Greed is exponential. The more they have the more they want. It has about reached its peak, these billionaires have so much they want to rule the world, at any cost.

[–] Kolanaki@pawb.social 1 points 23 hours ago* (last edited 23 hours ago)

You can only grow so much doing things good that eventually you need to start doing bad in order to have higher profits than the previous year. Early stage capitalism looks pretty good; late stage capitalism is pure shit.

[–] presoak@lazysoci.al 0 points 1 day ago

I think that farmers have been wiping out forests since forever.

[–] Cobrachicken@lemmy.world 4 points 1 day ago

One of the causes for social media algorithms: insta-rage now possible.

[–] pruwybn@discuss.tchncs.de 2 points 23 hours ago (1 children)

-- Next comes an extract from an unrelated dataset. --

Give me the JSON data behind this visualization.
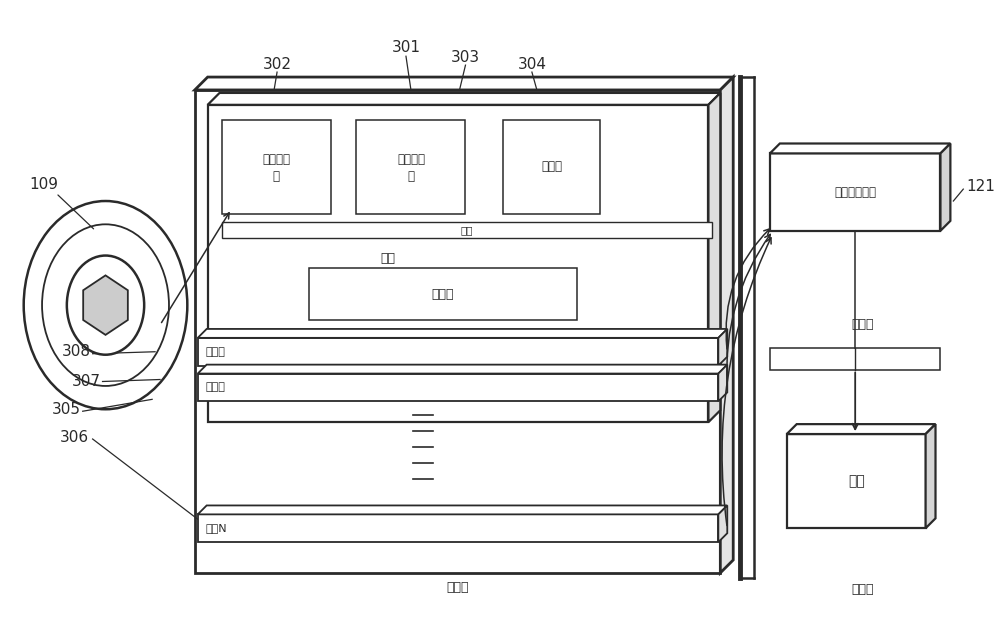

I'd recommend reading Enshittification by Cory Doctorow if you're interested in the subject. He argues that there are some specific causes. To name a few:

  • The US has been lax on enforcing antitrust laws, meaning there are fewer and larger companies, and less competition forcing them to not be shitty
  • The power of these large companies has also allowed regulatory capture
  • Technology has allowed them to do a lot more shitty things and obfuscate bad practices. This includes being able to communicate faster as well as other things.
[–] presoak@lazysoci.al 1 points 23 hours ago* (last edited 22 hours ago)

Sounds like Cory is pointing fingers. Has any society ever curtailed our hunger for more? Harnessed that of the underclass. Gave free rein to that of the overclass. Yes. But never inhibited.

[–] drkt@scribe.disroot.org 0 points 1 day ago (1 children)

People are downvoting this because they don't want to acknowledge that they live in a selfish shit culture that values and rewards hoarding wealth above all else, the precursor condition to enshittification of services. You might not personally, downvoting person, but don't be blind to the world around you. It will only get worse until you acknowledge it.

[–] presoak@lazysoci.al 1 points 1 day ago* (last edited 1 day ago)

I think the hoarding urge might be genetic. An expression of chronic anxiety.

This is where psychedelics and meditation come in.